Normalizes input such that each group's absolute sum is 1. Detailed description

group_percentage(x, group, percentage=0.5)
All elements in group equals to the value over the percentage of the group.
Percentage = 0.5 means value is equal to group_median(x, group)
group_vector_proj(x,y,g)
Similar to vector_proj(x, y) but x projection to y for each group which can be any classifier such as subindustry, industry, sector, etc.

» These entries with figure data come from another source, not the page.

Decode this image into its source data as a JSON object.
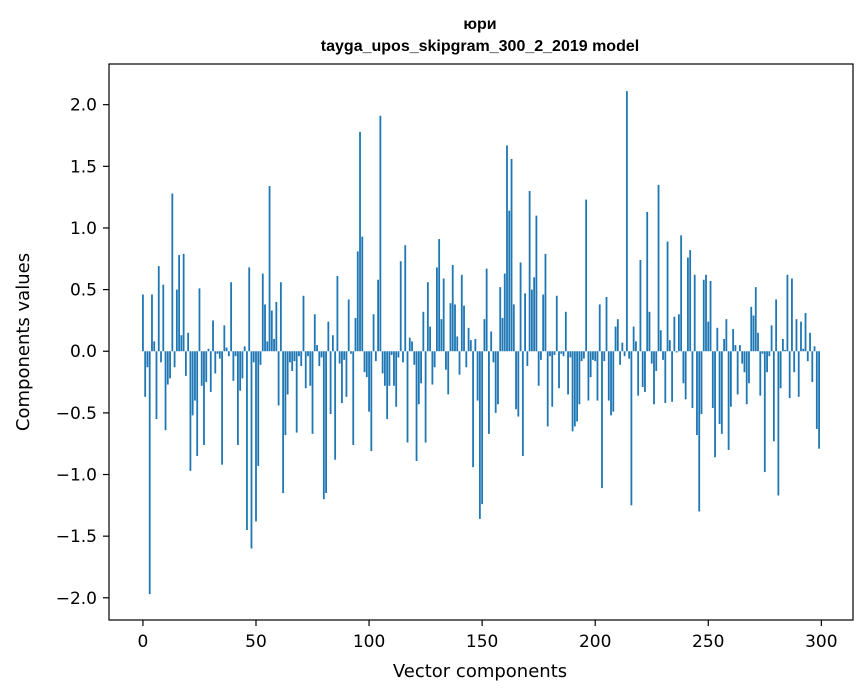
{
  "chart_data": {
    "type": "bar",
    "title": "юри",
    "subtitle": "tayga_upos_skipgram_300_2_2019 model",
    "xlabel": "Vector components",
    "ylabel": "Components values",
    "xlim": [
      -15,
      314
    ],
    "ylim": [
      -2.18,
      2.33
    ],
    "xticks": [
      0,
      50,
      100,
      150,
      200,
      250,
      300
    ],
    "xtick_labels": [
      "0",
      "50",
      "100",
      "150",
      "200",
      "250",
      "300"
    ],
    "yticks": [
      -2.0,
      -1.5,
      -1.0,
      -0.5,
      0.0,
      0.5,
      1.0,
      1.5,
      2.0
    ],
    "ytick_labels": [
      "−2.0",
      "−1.5",
      "−1.0",
      "−0.5",
      "0.0",
      "0.5",
      "1.0",
      "1.5",
      "2.0"
    ],
    "grid": false,
    "bar_color": "#1f77b4",
    "x": "indices 0..299",
    "values": [
      0.46,
      -0.37,
      -0.13,
      -1.97,
      0.46,
      0.08,
      -0.55,
      0.69,
      -0.09,
      0.54,
      -0.64,
      -0.27,
      -0.22,
      1.28,
      -0.13,
      0.5,
      0.78,
      0.13,
      0.79,
      -0.2,
      0.15,
      -0.97,
      -0.52,
      -0.4,
      -0.85,
      0.51,
      -0.28,
      -0.76,
      -0.25,
      0.02,
      -0.33,
      0.25,
      -0.18,
      -0.02,
      -0.06,
      -0.92,
      0.21,
      0.03,
      -0.04,
      0.56,
      -0.24,
      -0.04,
      -0.76,
      -0.32,
      -0.22,
      0.04,
      -1.45,
      0.68,
      -1.6,
      -0.09,
      -1.38,
      -0.93,
      -0.11,
      0.63,
      0.38,
      0.08,
      1.34,
      0.33,
      0.1,
      0.4,
      -0.44,
      0.56,
      -1.15,
      -0.68,
      -0.35,
      -0.09,
      -0.16,
      -0.08,
      -0.66,
      -0.04,
      -0.12,
      0.45,
      -0.3,
      -0.04,
      -0.28,
      -0.67,
      0.3,
      0.05,
      -0.12,
      -0.05,
      -1.2,
      -1.15,
      0.24,
      -0.51,
      0.13,
      -0.88,
      0.61,
      -0.1,
      -0.42,
      -0.07,
      -0.37,
      0.42,
      -0.02,
      -0.76,
      0.27,
      0.81,
      1.78,
      0.93,
      -0.17,
      -0.21,
      -0.49,
      -0.81,
      0.3,
      -0.08,
      0.58,
      1.91,
      -0.18,
      -0.28,
      -0.55,
      -0.28,
      -0.03,
      -0.28,
      -0.45,
      -0.05,
      0.73,
      -0.09,
      0.86,
      -0.74,
      0.11,
      0.08,
      -0.11,
      -0.89,
      -0.43,
      -0.26,
      0.32,
      -0.74,
      0.56,
      0.2,
      -0.27,
      -0.13,
      0.68,
      0.91,
      0.26,
      0.59,
      -0.15,
      -0.35,
      0.39,
      0.7,
      0.38,
      0.12,
      -0.19,
      0.62,
      0.37,
      -0.13,
      0.19,
      0.09,
      -0.94,
      0.1,
      -0.4,
      -1.36,
      -1.24,
      0.26,
      0.67,
      -0.67,
      0.16,
      -0.09,
      -0.5,
      -0.43,
      0.52,
      0.27,
      0.63,
      1.67,
      1.14,
      1.56,
      0.38,
      -0.47,
      -0.53,
      0.72,
      -0.85,
      0.47,
      -0.12,
      1.3,
      0.5,
      0.6,
      1.1,
      -0.28,
      -0.07,
      0.46,
      0.79,
      -0.61,
      -0.04,
      -0.45,
      -0.03,
      0.45,
      -0.3,
      -0.02,
      -0.04,
      0.32,
      -0.35,
      -0.05,
      -0.65,
      -0.61,
      -0.57,
      -0.43,
      -0.08,
      -0.06,
      1.23,
      -0.4,
      -0.21,
      -0.07,
      -0.08,
      -0.4,
      0.38,
      -1.11,
      -0.08,
      0.44,
      -0.4,
      -0.52,
      -0.49,
      0.2,
      0.26,
      -0.11,
      0.07,
      -0.04,
      2.11,
      -0.06,
      -1.25,
      0.2,
      0.08,
      -0.36,
      0.74,
      -0.29,
      -0.33,
      1.13,
      0.32,
      -0.1,
      -0.43,
      -0.16,
      1.35,
      0.17,
      -0.07,
      -0.42,
      0.89,
      0.09,
      -0.41,
      0.28,
      -0.01,
      0.3,
      0.94,
      -0.26,
      -0.39,
      0.76,
      0.82,
      -0.46,
      0.62,
      -0.68,
      -1.3,
      -0.51,
      0.58,
      0.62,
      0.24,
      0.57,
      -0.46,
      -0.86,
      0.19,
      -0.59,
      -0.67,
      0.1,
      0.26,
      -0.8,
      -0.45,
      0.18,
      0.05,
      -0.35,
      0.05,
      -0.1,
      -0.17,
      -0.43,
      -0.26,
      0.36,
      0.29,
      0.52,
      0.15,
      -0.36,
      -0.02,
      -0.98,
      -0.17,
      -0.04,
      0.21,
      -0.73,
      0.42,
      -1.17,
      -0.3,
      0.1,
      0.01,
      0.62,
      -0.38,
      0.59,
      -0.17,
      0.26,
      -0.37,
      0.24,
      0.02,
      0.31,
      -0.08,
      0.15,
      -0.25,
      0.04,
      -0.63,
      -0.79
    ]
  }
}
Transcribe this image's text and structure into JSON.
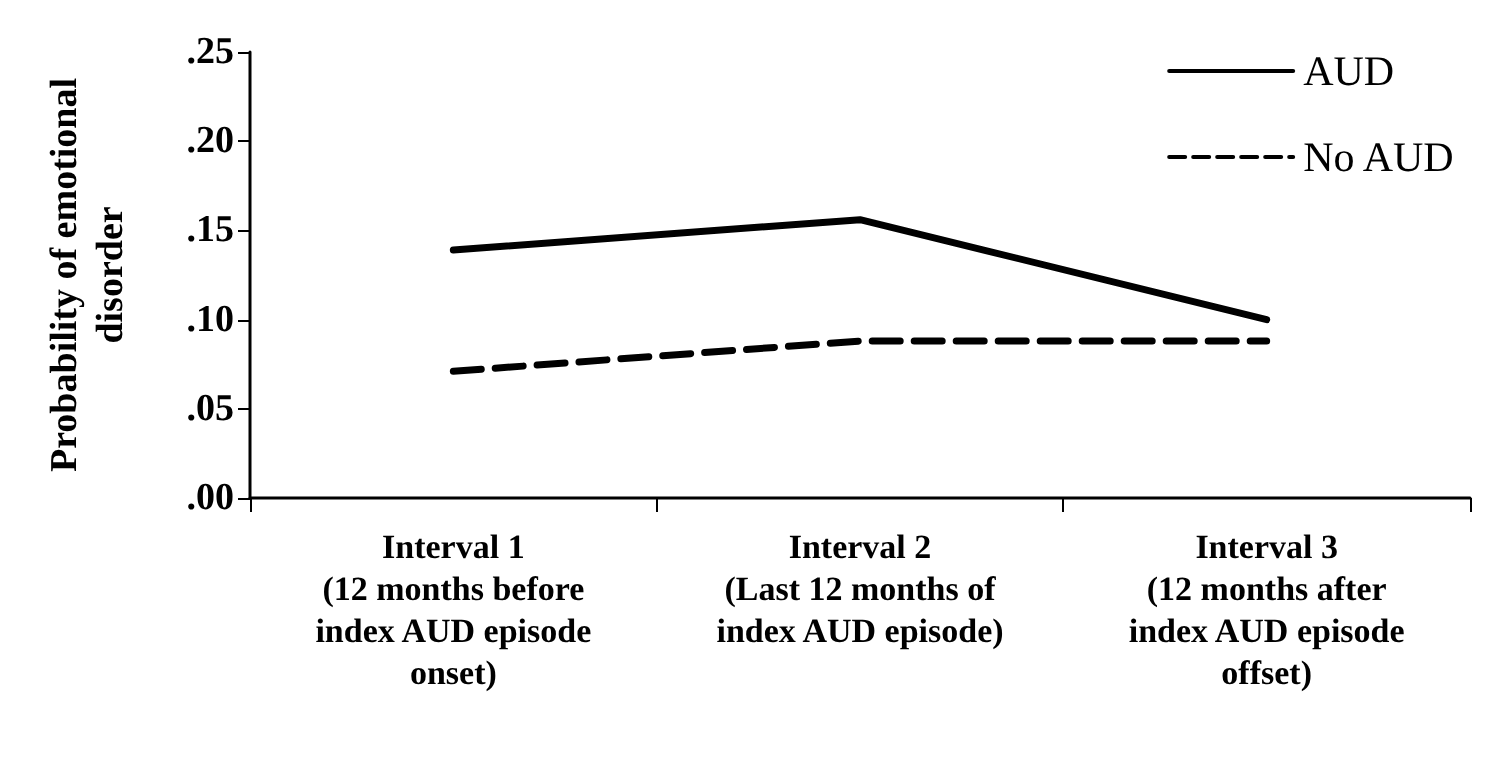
{
  "chart_data": {
    "type": "line",
    "ylabel": "Probability of emotional\ndisorder",
    "categories": [
      "Interval 1\n(12 months before\nindex AUD episode\nonset)",
      "Interval 2\n(Last 12 months of\nindex AUD episode)",
      "Interval 3\n(12 months after\nindex AUD episode\noffset)"
    ],
    "series": [
      {
        "name": "AUD",
        "color": "#000000",
        "line_style": "solid",
        "values": [
          0.139,
          0.156,
          0.1
        ]
      },
      {
        "name": "No AUD",
        "color": "#000000",
        "line_style": "dashed",
        "values": [
          0.071,
          0.088,
          0.088
        ]
      }
    ],
    "ylim": [
      0,
      0.25
    ],
    "yticks": [
      {
        "value": 0,
        "label": ".00"
      },
      {
        "value": 0.05,
        "label": ".05"
      },
      {
        "value": 0.1,
        "label": ".10"
      },
      {
        "value": 0.15,
        "label": ".15"
      },
      {
        "value": 0.2,
        "label": ".20"
      },
      {
        "value": 0.25,
        "label": ".25"
      }
    ],
    "grid": false,
    "legend": "top right",
    "marker": "none"
  }
}
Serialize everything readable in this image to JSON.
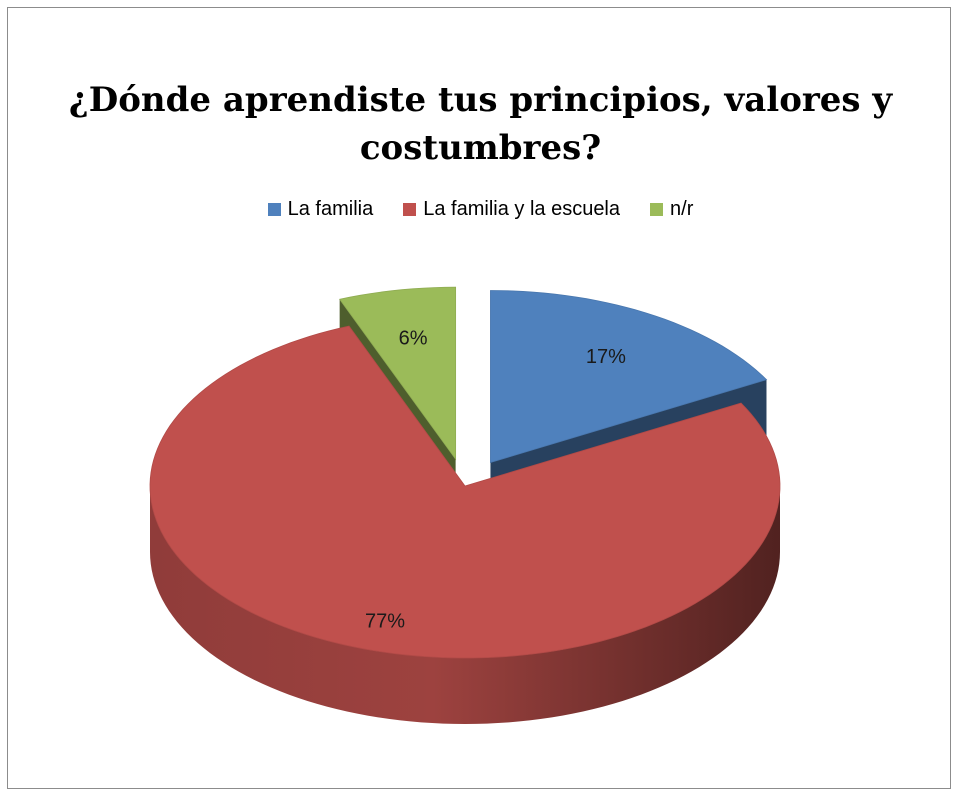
{
  "chart_data": {
    "type": "pie",
    "title": "¿Dónde aprendiste tus principios, valores y costumbres?",
    "title_lines": [
      "¿Dónde aprendiste tus principios, valores y",
      "costumbres?"
    ],
    "legend_position": "top",
    "labels": [
      "La familia",
      "La familia y la escuela",
      "n/r"
    ],
    "values": [
      17,
      77,
      6
    ],
    "data_labels": [
      "17%",
      "77%",
      "6%"
    ],
    "colors": [
      "#4f81bd",
      "#c0504d",
      "#9bbb59"
    ],
    "exploded": [
      true,
      false,
      true
    ],
    "style": "3d"
  }
}
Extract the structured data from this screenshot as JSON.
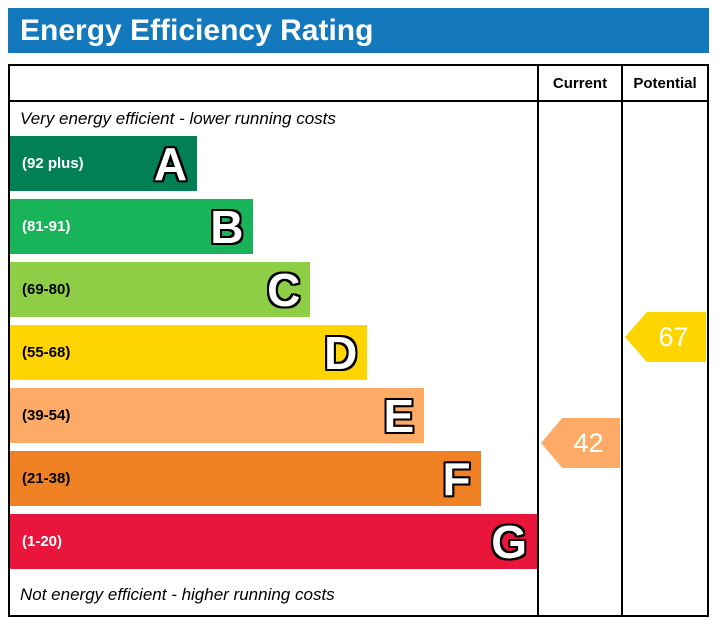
{
  "header": {
    "title": "Energy Efficiency Rating"
  },
  "columns": {
    "current": "Current",
    "potential": "Potential"
  },
  "captions": {
    "top": "Very energy efficient - lower running costs",
    "bottom": "Not energy efficient - higher running costs"
  },
  "bands": [
    {
      "letter": "A",
      "range": "(92 plus)",
      "color": "#008054",
      "text_color": "#ffffff",
      "width_pct": 35.5
    },
    {
      "letter": "B",
      "range": "(81-91)",
      "color": "#19b459",
      "text_color": "#ffffff",
      "width_pct": 46.2
    },
    {
      "letter": "C",
      "range": "(69-80)",
      "color": "#8dce46",
      "text_color": "#000000",
      "width_pct": 57.0
    },
    {
      "letter": "D",
      "range": "(55-68)",
      "color": "#ffd500",
      "text_color": "#000000",
      "width_pct": 67.8
    },
    {
      "letter": "E",
      "range": "(39-54)",
      "color": "#fcaa65",
      "text_color": "#000000",
      "width_pct": 78.6
    },
    {
      "letter": "F",
      "range": "(21-38)",
      "color": "#ef8023",
      "text_color": "#000000",
      "width_pct": 89.3
    },
    {
      "letter": "G",
      "range": "(1-20)",
      "color": "#e9153b",
      "text_color": "#ffffff",
      "width_pct": 100
    }
  ],
  "ratings": {
    "current": {
      "value": "42",
      "band": "E",
      "color": "#fcaa65"
    },
    "potential": {
      "value": "67",
      "band": "D",
      "color": "#ffd500"
    }
  },
  "theme": {
    "header_bg": "#1479bc",
    "header_text": "#ffffff",
    "border": "#000000"
  },
  "chart_data": {
    "type": "bar",
    "title": "Energy Efficiency Rating",
    "categories": [
      "A",
      "B",
      "C",
      "D",
      "E",
      "F",
      "G"
    ],
    "band_ranges": [
      "(92 plus)",
      "(81-91)",
      "(69-80)",
      "(55-68)",
      "(39-54)",
      "(21-38)",
      "(1-20)"
    ],
    "band_colors": [
      "#008054",
      "#19b459",
      "#8dce46",
      "#ffd500",
      "#fcaa65",
      "#ef8023",
      "#e9153b"
    ],
    "columns": [
      "Current",
      "Potential"
    ],
    "current": 42,
    "current_band": "E",
    "potential": 67,
    "potential_band": "D",
    "annotations": [
      "Very energy efficient - lower running costs",
      "Not energy efficient - higher running costs"
    ]
  }
}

Refer wiki  for more details
group_rank(x, group)
Each elements in a group is assigned the corresponding rank in this group
group_scale(x, group)
Normalizes the values in a group to be between 0 and 1. (x - groupmin) / (groupmax - groupmin)
group_std_dev(x, group)
All elements in group equals to the standard deviation of the group.
group_sum(x, group)
Sum of x for all instruments in the same group.
group_vector_neut(x,y,g)
Similar to vector_neut(x, y) but x neutralize to y for each group g which can be any classifier such as subindustry, industry, sector, etc.
group_zscore(x, group)
Calculates group Z-score - numerical measurement that describes a value's relationship to the mean of a group of values. Z-score is measured in terms of standard deviations from the mean. zscore = (data - mean) / stddev of x for each instrument within its group.
group_cartesian_product(g1, g2)
Merge two groups into one group. If originally there are len_1 and len_2 group indices in g1 and g2, there will be len_1 * len_2 indices in the new group.
Special Operators
Operator
Description
convert(x, mode = "dollar2share")
Convert dollars to share or share to dollar when mode = "share2dollar". Please note that the use of the convert() operator in an Alpha Expression is considered as utilizing the pv1 dataset (Price Volume Data for Equity) since it relies on pv1 data for calculations
inst_pnl(x)
Generate pnl per instruments. Please note that the use of the inst_pnl() operator in an Alpha Expression is considered as utilizing the pv1 dataset (Price Volume Data for Equity) since it relies on pv1 data for calculations.

Notes:

  1. All operator calls are to be made using the following order of arguments:
  • Required amount of data fields
  • Group (optional)
  • Lookback days (optional)
  • Keyword arguments (optional)
    • In the “Operator” column, they are shown as key=default_value.
    • They are passed in the form key=value.
    • Keyword argument may be omitted, in this case its default value will be passed to operator.

  • Examples:
    • ts_delta(close, 21)
    • ts_regression(close, ts_step(1), 21, lag = 63, rettype = 1)
    • ts_regression(close, ts_step(1), 21)
      • same as ts_regression(close, ts_step(1), 21, lag=0, rettype=0)
    • ts_covariance(close, vwap, 20)
    • group_rank(close, industry)
    • group_backfill(sales / assets, subindustry, 252, std = 3)

2. Variable assignment is possible in the following form:

a = sales / assets; ts_delta(a, 252)

Variable re-assignment is not permitted.

3. Underscores in operator names can be omitted for ease of typing.